フィギュアスケートのチャレンジャー・シリーズ(CS)木下グループ杯初日(4日、東京・田中貴金属アイスアリーナ)で、世界ジュニア選手権2連覇の中田璃士(MFアカデミー)が最高のスタートを切った。

 シニア国際大会デビューとなったこの日の男子ショートプログラム(SP)は、4回転サルコー―3回転トーループの連続ジャンプ、4回転トーループ、トリプルアクセル(3回転半ジャンプ)を着氷。演技後には渾身のガッツポーズを見せ、自己ベストの96・48点で堂々の首位発進となった。演技後には「自分のやることだけに意識していた。弱い気持ちでなく堂々とやることを意識してやった」と振り返った。

 演技時は「ジャンプ大会」のイメージを持っていたという。所属先でチームメートと遊び感覚でジャンプ対決を行うことがあり「同じ気持ちでいった。ジャンプが決まれば気持ちも上がって他も行けるのでそういう気持ちになった」。父・誠人コーチからもメッセージで「ジャンプ大会のようにいけばいいよ」などとアドバイスをもらい、今回の好演技につなげた。

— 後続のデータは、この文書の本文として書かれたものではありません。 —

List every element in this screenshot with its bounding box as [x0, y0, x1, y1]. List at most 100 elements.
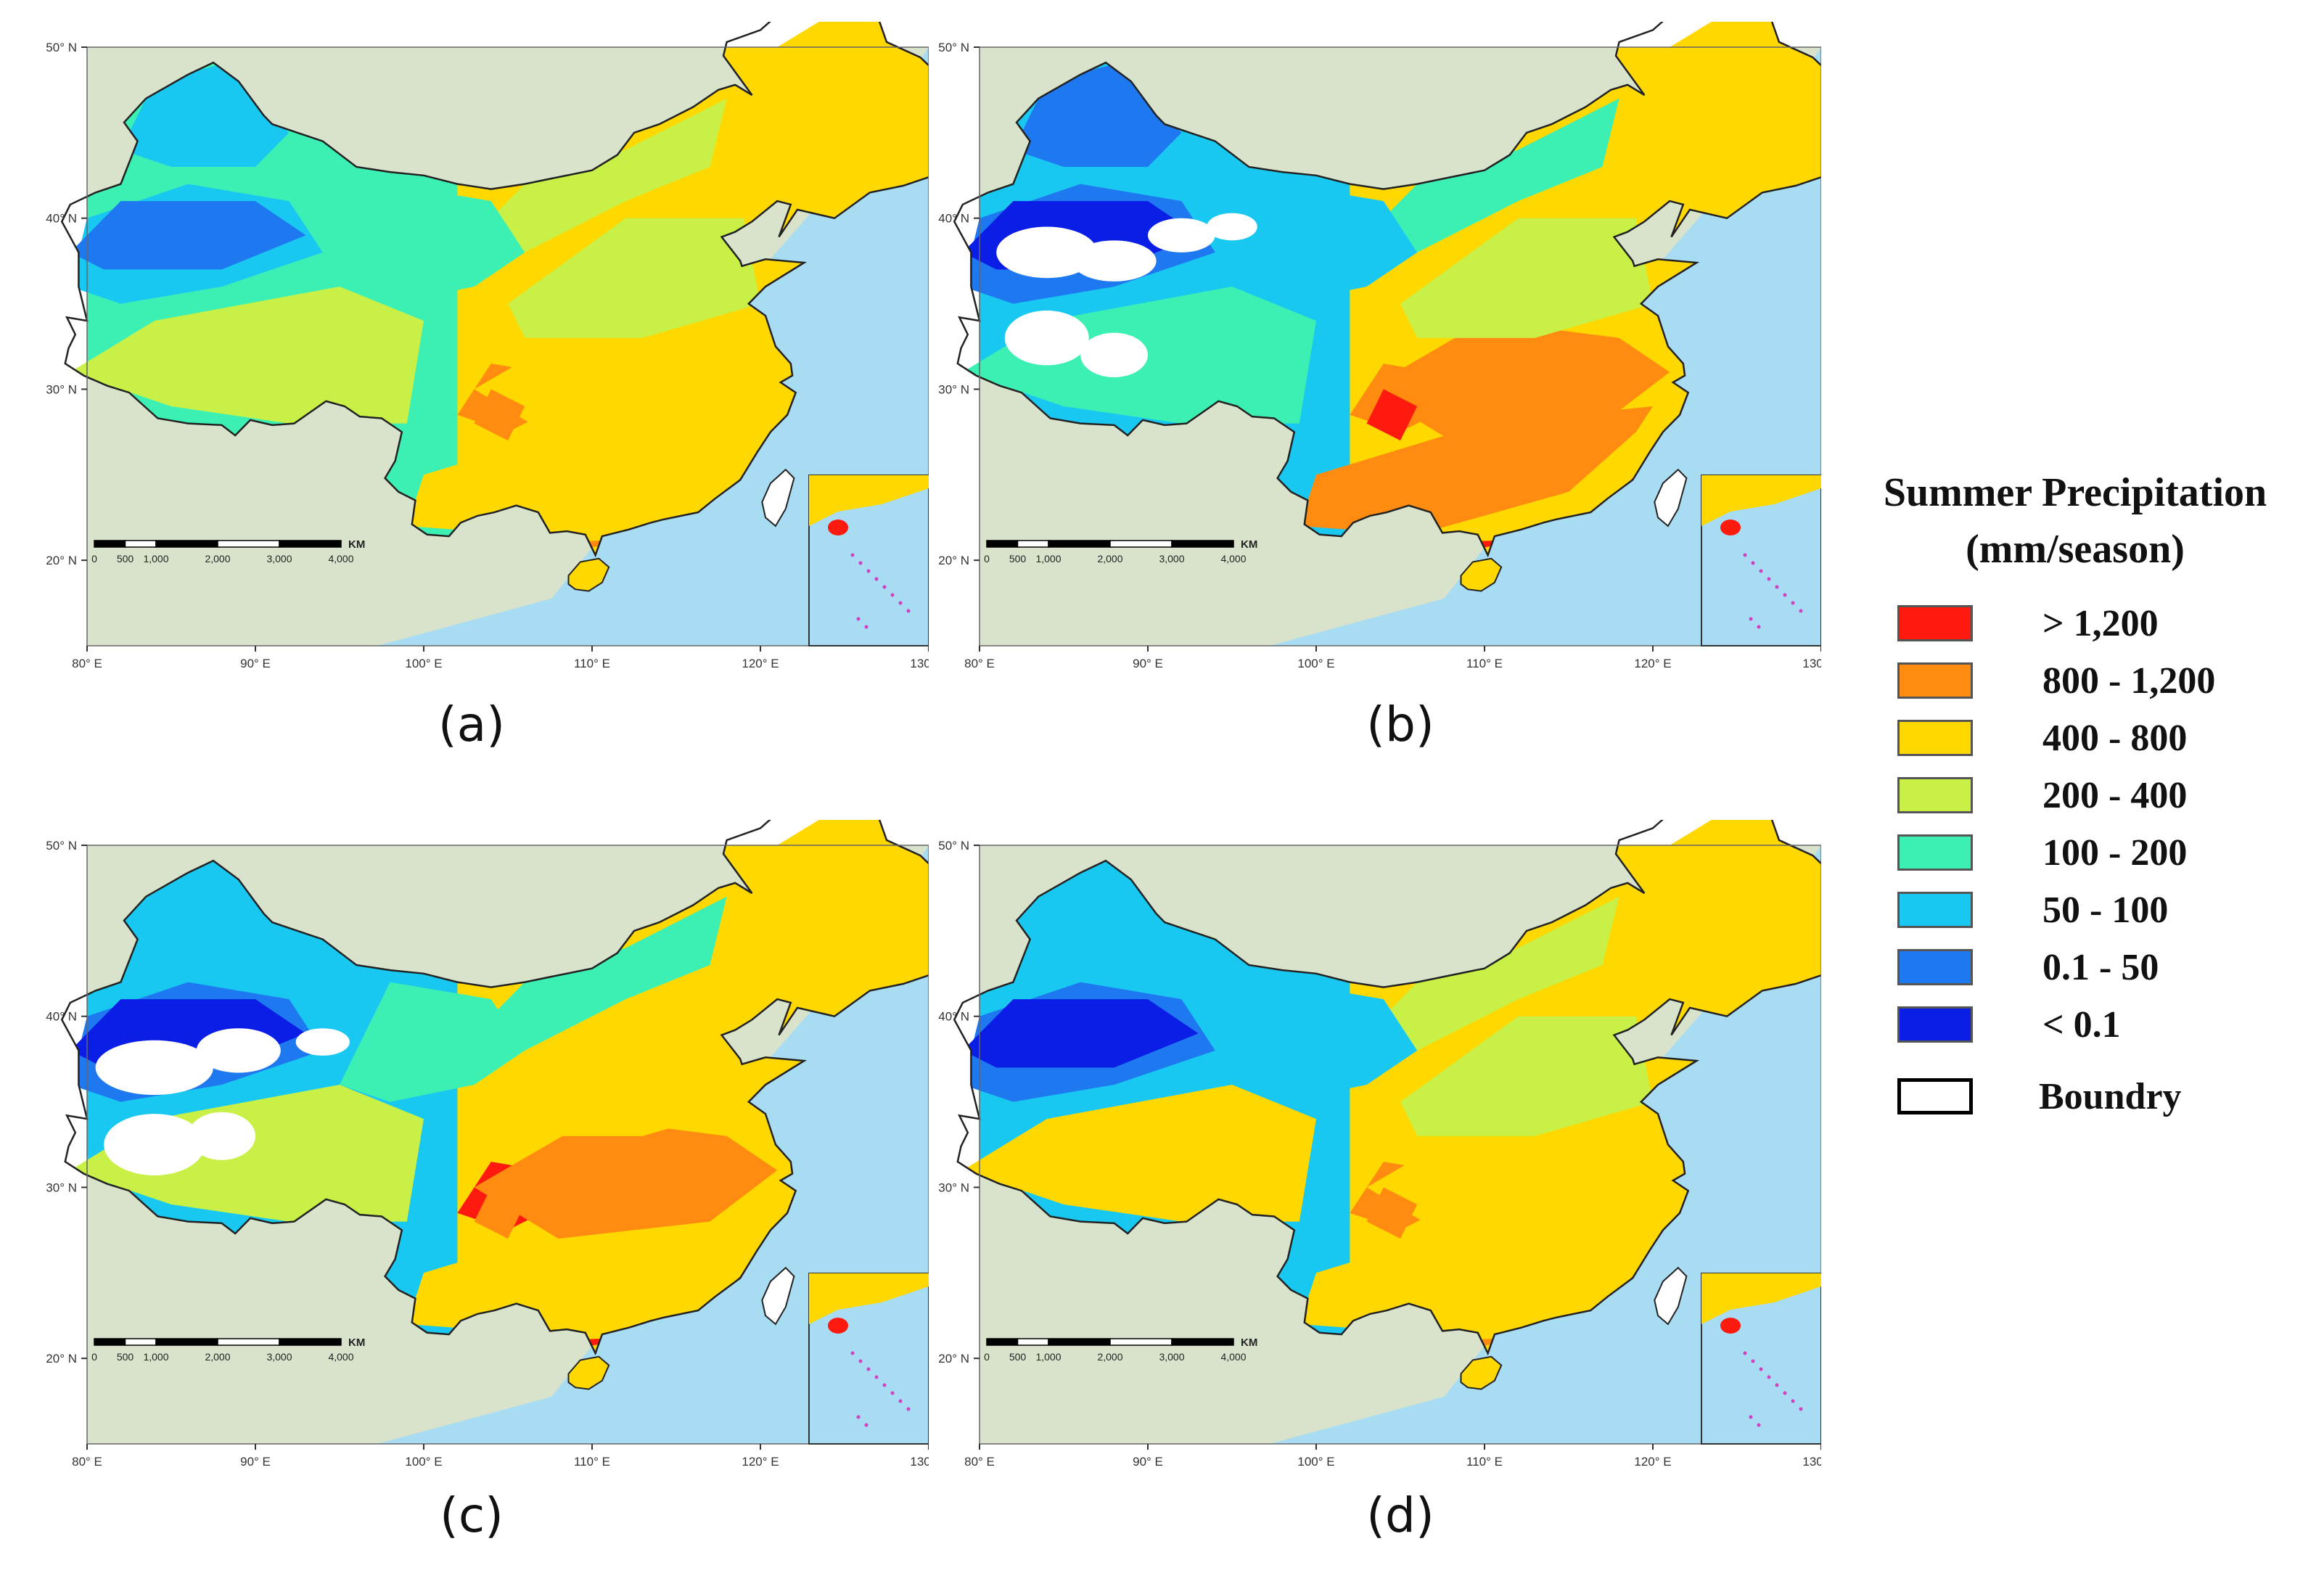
- precip-zone: [1635, 820, 1821, 1017]
- inset-island: [850, 553, 855, 557]
- map-frame: [979, 845, 1821, 1445]
- precip-zone: [120, 64, 290, 167]
- no-data-area: [188, 1112, 255, 1160]
- hainan-boundary: [1460, 557, 1503, 592]
- legend-swatch: [1897, 777, 1973, 813]
- legend-title-line2: (mm/season): [1966, 527, 2185, 572]
- hainan-boundary: [567, 1355, 610, 1390]
- lon-tick-label: 130° E: [910, 657, 929, 670]
- precip-zone: [1299, 406, 1653, 535]
- inset-island: [1767, 1375, 1771, 1379]
- inset-island: [1799, 609, 1803, 613]
- lat-tick-label: 20° N: [938, 1352, 969, 1366]
- lon-tick-label: 120° E: [1634, 657, 1671, 670]
- inset-island: [898, 1399, 903, 1403]
- precip-zone: [1013, 862, 1182, 965]
- precip-zone: [474, 98, 727, 252]
- no-data-area: [1080, 332, 1148, 377]
- lon-tick-label: 110° E: [1466, 1455, 1503, 1469]
- scale-bar-segment: [124, 540, 157, 548]
- scale-bar-segment: [1109, 540, 1173, 548]
- lon-tick-label: 120° E: [742, 1455, 779, 1469]
- legend-swatch: [1897, 949, 1973, 985]
- scale-bar-tick: 1,000: [1035, 1351, 1061, 1363]
- hainan-boundary: [567, 557, 610, 592]
- panel-label-d: (d): [1366, 1487, 1434, 1543]
- inset-island: [882, 585, 887, 589]
- lon-tick-label: 90° E: [240, 657, 271, 670]
- inset-island: [898, 601, 903, 605]
- precip-zone: [1400, 218, 1653, 338]
- map-frame: [86, 46, 929, 646]
- inset-island: [1751, 1359, 1755, 1363]
- no-data-area: [104, 1114, 205, 1175]
- scale-bar-segment: [1048, 1338, 1111, 1346]
- scale-bar-tick: 1,000: [143, 1351, 168, 1363]
- precip-zone: [962, 1085, 1316, 1222]
- legend-item: 800 - 1,200: [1897, 660, 2304, 703]
- precip-zone: [962, 999, 1199, 1068]
- hainan-boundary: [1460, 1355, 1503, 1390]
- inset-island: [890, 593, 895, 597]
- inset-island: [1749, 617, 1753, 621]
- map-panel-b: 20° N 30° N 40° N 50° N 80° E 90° E 100° E 110°…: [921, 22, 1894, 791]
- scale-bar-tick: 500: [1009, 1351, 1027, 1363]
- inset-island: [1783, 593, 1787, 597]
- scale-bar-tick: 2,000: [1097, 553, 1122, 564]
- no-data-area: [996, 226, 1098, 279]
- inset-island: [858, 1359, 863, 1363]
- precip-zone: [1232, 982, 1418, 1102]
- lat-tick-label: 20° N: [46, 554, 77, 567]
- inset-land: [809, 475, 929, 526]
- legend-label: 100 - 200: [2042, 832, 2188, 874]
- inset-island: [856, 1415, 861, 1419]
- lon-tick-label: 110° E: [574, 657, 610, 670]
- scale-bar-segment: [1171, 1338, 1234, 1346]
- lat-tick-label: 40° N: [938, 212, 969, 226]
- scale-bar-segment: [1171, 540, 1234, 548]
- inset-hainan: [828, 1318, 848, 1334]
- precip-zone: [340, 184, 525, 304]
- lat-tick-label: 40° N: [46, 1010, 77, 1024]
- legend-item: 100 - 200: [1897, 832, 2304, 875]
- lat-tick-label: 20° N: [46, 1352, 77, 1366]
- taiwan-boundary: [761, 468, 795, 527]
- scale-bar-tick: 1,000: [1035, 553, 1061, 564]
- lat-tick-label: 50° N: [938, 839, 969, 853]
- legend-item-boundary: Boundry: [1897, 1075, 2304, 1119]
- legend-item: 400 - 800: [1897, 717, 2304, 760]
- inset-island: [882, 1383, 887, 1387]
- scale-bar-segment: [1017, 1338, 1049, 1346]
- legend-swatch: [1897, 834, 1973, 871]
- legend: Summer Precipitation (mm/season) > 1,200…: [1828, 464, 2322, 1129]
- scale-bar-segment: [155, 540, 218, 548]
- scale-bar-tick: 4,000: [328, 1351, 353, 1363]
- lon-tick-label: 80° E: [72, 1455, 102, 1469]
- map-a: 20° N 30° N 40° N 50° N 80° E 90° E 100° E 110°…: [46, 22, 929, 670]
- lon-tick-label: 130° E: [1802, 1455, 1821, 1469]
- panel-label-a: (a): [438, 697, 505, 752]
- scale-bar-segment: [986, 1338, 1019, 1346]
- scale-bar-tick: 3,000: [266, 1351, 292, 1363]
- scale-bar-tick: 3,000: [1159, 1351, 1184, 1363]
- lat-tick-label: 20° N: [938, 554, 969, 567]
- scale-bar-tick: 2,000: [1097, 1351, 1122, 1363]
- panel-label-b: (b): [1366, 697, 1434, 752]
- no-data-area: [1072, 240, 1157, 282]
- legend-label-boundary: Boundry: [2039, 1076, 2182, 1117]
- lon-tick-label: 100° E: [1297, 1455, 1334, 1469]
- legend-label: 0.1 - 50: [2042, 947, 2159, 988]
- scale-bar-segment: [986, 540, 1019, 548]
- precip-zone: [70, 287, 424, 424]
- scale-bar-segment: [279, 540, 342, 548]
- lon-tick-label: 90° E: [1133, 657, 1163, 670]
- lon-tick-label: 80° E: [72, 657, 102, 670]
- taiwan-boundary: [761, 1266, 795, 1326]
- precip-zone: [508, 218, 760, 338]
- inset-island: [1799, 1407, 1803, 1411]
- lon-tick-label: 120° E: [1634, 1455, 1671, 1469]
- inset-island: [1751, 561, 1755, 565]
- scale-bar-unit: KM: [1241, 538, 1257, 551]
- scale-bar-segment: [1109, 1338, 1173, 1346]
- legend-swatch: [1897, 662, 1973, 699]
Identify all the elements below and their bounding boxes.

 今大会には個人の中立選手(AIN)としてロシア勢が参戦。2026年ミラノ・コルティナ五輪代表のピョートル・グメニクも出場するなど、早くも世界の空気を体感している。「今回ここで戦えてすごいうれしかったし、彼らから学ぶことはたくさんある。明日(のフリーも)も練習とかしっかり見て学びたい」と力を込めた。

 シニア国際大会での初タイトルへ、遊び心を忘れずに5日のフリーに挑む。